Por que a Samsung lançou uma campanha feita totalmente por IA?
Empresa mostra os bastidores da peça criada pela Suno para lançar as telas de privacidade do Galaxy S26 Ultra

Campanha “Olhão” é a primeira da Samsung feita 100% com IA (Crédito: Reprodução)
A Samsung estreou, na quinta-feira, 28 de maio, a sua primeira campanha de 60 segundos feita totalmente com a IA. Criada em parceria com a agência Suno e intitulada “Olhão”, a comunicação visa destacar um novo recurso do Galaxy S26 Ultra: a tela de privacidade.
“Enxergamos a possibilidade de produzir um filme com inteligência artificial como mais uma possibilidade”, afirma Lucia Bittar, diretora de marketing da divisão mobile da Samsung, enfatizando que utilizar a IA nessa produção, que tinha muitas cenas abertas em área externa, contribuiu para uma redução de quase 70% nos custos.
No entanto, Lucia destaca que essa vantagem financeira depende da complexidade do filme, uma vez que produção em ambientes controlados, como estúdios, a redução de custos pode ser mínima.
Diferentemente do que se pode imaginar, a executiva argumenta que a tecnologia não diminui, necessariamente, o tempo de produção. “Algumas cenas foram fáceis de produzir, colocávamos o comando para a IA e ela entendia, e outras não. Tem-se um menor controle do tempo. Talvez isso vá evoluir ainda”, diz.
No entanto, para essa campanha em específico, Lucia revela que a criação foi relativamente rápida, porque contaram com um time de guerra, com várias equipes trabalhando ao mesmo tempo.
Processo de produção
O processo de produção da campanha “Olhão” foi mais interativo, com mais proximidade entre cliente e agência. “Foi um trabalho mais próximo, a várias mãos, do que, às vezes, quando a produtora e a agência trazem uma proposta já mais pronta”, destaca Lucia.

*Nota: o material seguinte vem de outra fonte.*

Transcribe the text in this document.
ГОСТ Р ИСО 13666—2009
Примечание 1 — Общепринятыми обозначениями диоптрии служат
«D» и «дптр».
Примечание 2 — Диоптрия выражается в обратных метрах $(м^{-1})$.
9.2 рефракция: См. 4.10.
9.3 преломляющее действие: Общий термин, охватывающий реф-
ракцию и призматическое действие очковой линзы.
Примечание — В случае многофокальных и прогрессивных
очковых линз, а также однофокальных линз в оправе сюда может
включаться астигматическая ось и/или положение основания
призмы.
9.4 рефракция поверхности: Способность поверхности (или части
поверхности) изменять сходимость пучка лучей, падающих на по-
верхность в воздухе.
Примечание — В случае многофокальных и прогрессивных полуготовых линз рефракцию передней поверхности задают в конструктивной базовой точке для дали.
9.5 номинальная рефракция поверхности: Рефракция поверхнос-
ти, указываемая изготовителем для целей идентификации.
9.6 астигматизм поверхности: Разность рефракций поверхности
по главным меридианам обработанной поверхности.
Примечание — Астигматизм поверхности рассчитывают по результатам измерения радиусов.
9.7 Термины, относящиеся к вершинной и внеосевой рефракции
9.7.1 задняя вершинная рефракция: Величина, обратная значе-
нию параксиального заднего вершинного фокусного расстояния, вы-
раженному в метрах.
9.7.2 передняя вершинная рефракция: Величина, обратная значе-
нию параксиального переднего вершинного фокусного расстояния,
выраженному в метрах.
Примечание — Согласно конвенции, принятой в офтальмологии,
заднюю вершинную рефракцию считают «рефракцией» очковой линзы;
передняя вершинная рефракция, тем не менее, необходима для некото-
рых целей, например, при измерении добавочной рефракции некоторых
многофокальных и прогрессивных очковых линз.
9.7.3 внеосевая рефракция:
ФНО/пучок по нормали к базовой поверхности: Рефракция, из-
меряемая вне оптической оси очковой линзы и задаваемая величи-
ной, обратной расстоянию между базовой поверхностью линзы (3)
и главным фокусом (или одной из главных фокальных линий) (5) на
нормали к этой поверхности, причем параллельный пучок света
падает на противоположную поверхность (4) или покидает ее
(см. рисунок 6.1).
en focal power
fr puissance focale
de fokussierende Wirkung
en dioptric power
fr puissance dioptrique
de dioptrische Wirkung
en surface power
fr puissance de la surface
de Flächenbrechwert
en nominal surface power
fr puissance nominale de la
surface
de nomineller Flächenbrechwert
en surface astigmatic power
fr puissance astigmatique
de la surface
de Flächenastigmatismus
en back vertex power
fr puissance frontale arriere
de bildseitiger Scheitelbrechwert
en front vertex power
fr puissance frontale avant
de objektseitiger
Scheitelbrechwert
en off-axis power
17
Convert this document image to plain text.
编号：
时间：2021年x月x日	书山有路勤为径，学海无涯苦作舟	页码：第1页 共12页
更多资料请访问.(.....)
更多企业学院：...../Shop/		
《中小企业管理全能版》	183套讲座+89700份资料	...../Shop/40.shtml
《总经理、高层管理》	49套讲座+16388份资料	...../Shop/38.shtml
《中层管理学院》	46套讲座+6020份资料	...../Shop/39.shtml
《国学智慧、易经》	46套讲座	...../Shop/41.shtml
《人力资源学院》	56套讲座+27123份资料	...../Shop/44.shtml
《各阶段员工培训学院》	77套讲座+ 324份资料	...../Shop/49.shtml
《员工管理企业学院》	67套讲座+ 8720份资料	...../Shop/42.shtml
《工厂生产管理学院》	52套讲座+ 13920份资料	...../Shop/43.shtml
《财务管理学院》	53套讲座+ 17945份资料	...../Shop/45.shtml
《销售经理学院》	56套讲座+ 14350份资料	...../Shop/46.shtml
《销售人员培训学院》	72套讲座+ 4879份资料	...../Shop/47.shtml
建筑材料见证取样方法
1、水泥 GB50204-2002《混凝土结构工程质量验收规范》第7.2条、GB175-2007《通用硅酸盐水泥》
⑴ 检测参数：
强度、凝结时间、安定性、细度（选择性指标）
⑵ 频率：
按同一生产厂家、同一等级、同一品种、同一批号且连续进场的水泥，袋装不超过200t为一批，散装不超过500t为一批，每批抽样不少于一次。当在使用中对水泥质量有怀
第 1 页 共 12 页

Apesar de ser feito totalmente com IA, equipe de produção do filme (veja abaixo) também contou com um diretor de cinema e um diretor de fotografia, pessoas com conhecimento prévio para fazer o prompt, além de um especialista em prompt propriamente dito.
Mesmo que essa seja a primeira campanha da Samsung feita totalmente com IA, a diretora reforça que a marca não deve usar a tecnologia em todas as suas produções publicitárias a partir de agora, principalmente quando o objetivo for mostrar funcionalidades de suas câmeras.
“Às vezes, num filme mais simples, num ambiente fechado, que pode ser feito no estúdio, pode ser até vantagem fazer a captação real”, comenta. “Cada projeto é um e vamos pensando formas de fazer”.
Lucia também ressalta que por mais que a tecnologia reduza custos e processos logísticos em cenas externas complexas, ela não substitui a criatividade humana ou a necessidade de equipes especializadas. “Por mais que tenha IA envolvida, o humano ainda é essencial”, opina.